4. The Senate bill requires that medical and related health services in the facilities covered by the bill must be prescribed by, or under the supervision of, "persons licensed to practice medicine in the State." The House bill modifies this requirement by applying it only to facilities which are not connected with a hospital. The House bill also adds the words "or surgery" to the phrase "persons licensed to practice medicine.* * *"

The objective of these changes, we understand, was to avoid possible conflicts with State licensure-law provisions, with particular respect to osteopathic physicians. We are in agreement with this objective, and some such modification of the Senate bill would appear desirable.

5. The House bill contains a provision permitting two or more States to pool funds from their several allotments for the construction of facilities which will operate on an interstate basis. This provision could well be useful in some cases-particularly with respect to rehabilitation facilities. It would therefore seem to be an appropriate amendment.

6. The Senate bill adopts the same 20-year limit provided in the present act with respect to recovery of Federal funds in the case of facilities no longer operating on a nonprofit basis. The House bill contains no such limitation and would delete the 20-year limit from the present act. We believe that this indefinite extension of the recovery authority is not needed and might give rise to a number of administrative and legal difficulties.

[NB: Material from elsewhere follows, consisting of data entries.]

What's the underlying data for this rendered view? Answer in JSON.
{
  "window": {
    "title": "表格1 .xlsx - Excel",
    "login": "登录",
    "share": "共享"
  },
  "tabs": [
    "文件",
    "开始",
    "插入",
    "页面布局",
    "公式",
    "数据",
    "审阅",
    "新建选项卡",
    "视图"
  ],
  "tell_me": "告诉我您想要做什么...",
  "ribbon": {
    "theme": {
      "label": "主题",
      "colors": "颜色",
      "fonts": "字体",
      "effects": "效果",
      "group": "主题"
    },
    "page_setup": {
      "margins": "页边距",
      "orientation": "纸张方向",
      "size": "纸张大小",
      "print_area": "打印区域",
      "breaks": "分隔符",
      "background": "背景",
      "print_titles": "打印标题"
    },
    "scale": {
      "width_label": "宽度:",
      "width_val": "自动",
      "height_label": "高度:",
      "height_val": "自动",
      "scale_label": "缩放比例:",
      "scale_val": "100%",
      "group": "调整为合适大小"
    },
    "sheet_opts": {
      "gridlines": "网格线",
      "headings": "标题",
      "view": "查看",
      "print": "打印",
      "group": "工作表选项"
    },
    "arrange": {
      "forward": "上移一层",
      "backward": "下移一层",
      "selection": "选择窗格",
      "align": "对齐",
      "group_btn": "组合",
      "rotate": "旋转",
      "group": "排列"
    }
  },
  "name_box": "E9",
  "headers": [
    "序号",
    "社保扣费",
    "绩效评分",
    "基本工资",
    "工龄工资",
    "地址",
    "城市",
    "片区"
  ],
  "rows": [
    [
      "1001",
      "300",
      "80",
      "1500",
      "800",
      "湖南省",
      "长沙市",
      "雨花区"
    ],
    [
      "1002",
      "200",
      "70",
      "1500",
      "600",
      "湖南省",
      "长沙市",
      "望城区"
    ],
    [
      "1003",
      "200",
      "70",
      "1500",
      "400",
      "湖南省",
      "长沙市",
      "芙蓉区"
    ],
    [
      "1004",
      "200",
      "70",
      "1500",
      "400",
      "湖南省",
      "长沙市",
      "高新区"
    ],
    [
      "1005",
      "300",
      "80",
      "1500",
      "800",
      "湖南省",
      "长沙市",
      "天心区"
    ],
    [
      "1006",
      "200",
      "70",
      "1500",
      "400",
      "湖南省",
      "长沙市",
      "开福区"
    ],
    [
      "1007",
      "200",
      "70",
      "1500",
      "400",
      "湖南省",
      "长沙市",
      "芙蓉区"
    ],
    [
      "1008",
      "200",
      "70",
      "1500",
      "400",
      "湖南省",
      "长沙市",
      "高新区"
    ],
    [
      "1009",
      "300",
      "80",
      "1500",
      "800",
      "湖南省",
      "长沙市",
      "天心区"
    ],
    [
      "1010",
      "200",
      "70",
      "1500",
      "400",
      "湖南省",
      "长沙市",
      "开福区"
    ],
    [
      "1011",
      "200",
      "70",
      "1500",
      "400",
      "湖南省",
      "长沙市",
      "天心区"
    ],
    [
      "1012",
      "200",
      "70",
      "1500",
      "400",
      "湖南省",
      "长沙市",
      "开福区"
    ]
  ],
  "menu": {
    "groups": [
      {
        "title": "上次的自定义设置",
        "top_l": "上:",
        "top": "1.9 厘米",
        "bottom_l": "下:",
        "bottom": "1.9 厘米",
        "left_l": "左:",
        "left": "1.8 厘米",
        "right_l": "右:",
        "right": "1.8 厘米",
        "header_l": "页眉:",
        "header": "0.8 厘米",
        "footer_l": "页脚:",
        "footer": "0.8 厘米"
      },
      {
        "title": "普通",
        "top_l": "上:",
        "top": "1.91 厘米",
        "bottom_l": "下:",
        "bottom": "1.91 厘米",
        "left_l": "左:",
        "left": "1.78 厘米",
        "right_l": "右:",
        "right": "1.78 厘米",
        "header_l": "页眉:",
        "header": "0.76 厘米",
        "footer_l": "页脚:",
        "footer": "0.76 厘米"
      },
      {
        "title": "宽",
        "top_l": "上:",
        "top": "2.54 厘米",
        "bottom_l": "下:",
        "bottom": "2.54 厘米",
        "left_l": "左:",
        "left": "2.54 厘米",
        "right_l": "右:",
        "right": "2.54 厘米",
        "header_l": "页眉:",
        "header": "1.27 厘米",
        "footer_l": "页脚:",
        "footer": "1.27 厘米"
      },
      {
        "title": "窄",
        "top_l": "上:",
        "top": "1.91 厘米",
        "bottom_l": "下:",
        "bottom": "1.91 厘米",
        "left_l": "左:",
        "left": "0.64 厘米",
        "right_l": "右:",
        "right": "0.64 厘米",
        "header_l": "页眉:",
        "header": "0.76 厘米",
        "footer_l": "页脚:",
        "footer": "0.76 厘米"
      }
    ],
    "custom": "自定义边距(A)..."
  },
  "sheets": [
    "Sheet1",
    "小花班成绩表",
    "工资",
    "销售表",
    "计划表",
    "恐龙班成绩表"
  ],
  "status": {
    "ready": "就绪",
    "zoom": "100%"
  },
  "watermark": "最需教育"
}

We would therefore strongly recommend retention of the 20-year limit in the Senate bill.

7. The Senate bill contains a provision, not included in the House bill, relating to projects which are eligible under both the existing law and one of the new categories. This provision would permit payments for such projects to be made, at the discretion of the States, either from allotments under the existing authorization or from the appropriate allotment under the new amendments.